I agree, including with the need for respectful dialogue. Whenever we can apply grace rather than an onslaught of nasty words, walls come down, and I find the greatest hope in these moments.
It’s also true we can’t “push” our religious beliefs on others. Authentic faith works on the premise of love and free will, not coercion.
But Ahlin fails in her own confusion regarding the finer points of religion and morality, the latter of which any ordered society cannot avoid. Though perhaps unknowingly, she brings us off course in taking aim at the debate’s very inclusion of what she calls “religious” matter.
It’s important to note that religion is simply the expression of our morality, and also that every individual without exception lives by a moral code. The secularist “Good without God” movement testifies to this; atheists want to be recognized for their good contributions toward society, too.
Our morality, which stems from our more complex intellect, is one of the primary characteristics distinguishing humans from animals. A family pet can offer unconditional love but cannot philosophize on the source of that love, nor why it is better to be good than bad.
We humans, however, can discern right from wrong. Some of us just happen to call the source of that morality “God,” believing it derives from an actual being; the same being who created the world and each of us.
But denying objective truth won’t do. As I heard it said recently, doing so leaves us with “might makes right.” “Without the Creator the creature would disappear,” was how a speaker, referencing a papal document, recently put it. “When God is forgotten, the creature grows unintelligible.”
Even those who wish to remove God from the public square will confront, at some point, the truth that without morality, the human being grows unintelligible. Ignoring our moral compass will find its end in our own self-destruction.
And extricating morality from the public square will bring disastrous consequences. It already has. We are currently facing two of the most immoral presidential candidates in our nation’s history, largely because we’ve not formed our consciences well.
We can do better, and our flourishing depends upon it. We don’t have to agree on the source of morality to live morally and act prudently. We only have to be honest with the fact that objective morality does exist, and that it must be applied, and well.
Politics exists to serve humanity. In order to progress sensibly, peacefully and freely as moral beings, humanity must make room for moral/religious thought.

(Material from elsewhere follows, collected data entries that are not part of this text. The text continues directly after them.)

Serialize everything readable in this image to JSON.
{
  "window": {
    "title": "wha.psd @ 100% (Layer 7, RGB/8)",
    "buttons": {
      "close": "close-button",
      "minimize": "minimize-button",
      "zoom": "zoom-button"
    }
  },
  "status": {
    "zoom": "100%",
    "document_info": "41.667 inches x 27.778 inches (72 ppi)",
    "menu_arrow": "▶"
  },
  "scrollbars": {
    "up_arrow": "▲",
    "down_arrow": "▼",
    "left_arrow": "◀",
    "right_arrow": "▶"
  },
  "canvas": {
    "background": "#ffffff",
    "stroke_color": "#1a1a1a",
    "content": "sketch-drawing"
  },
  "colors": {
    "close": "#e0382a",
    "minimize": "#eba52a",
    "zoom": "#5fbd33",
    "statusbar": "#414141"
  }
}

Those who understand this appreciated, for example, Pence’s views on the inherent dignity of human life: “… for me, the sanctity of life proceeds out of the belief that — that ancient principle that — where God says before you were formed in the womb, I knew you.”
We all yearn to be known and loved, and expressions like this reach our inner core. We shouldn’t shush them away. Such truths need to be articulated and considered as we go about the business of creating public policy.
Many sense the quicksand on which our society is currently standing. Casting into the corner the only voices that can pull us from the mire will prove calamitous.
We are thoughtful, moral beings. Let’s use those capabilities rightly, for the good of all.
[For the sake of having a repository for my newspaper columns and articles, I reprint them here, with permission, a week after their run date. The preceding ran in The Forum newspaper on Oct. 29, 2016.]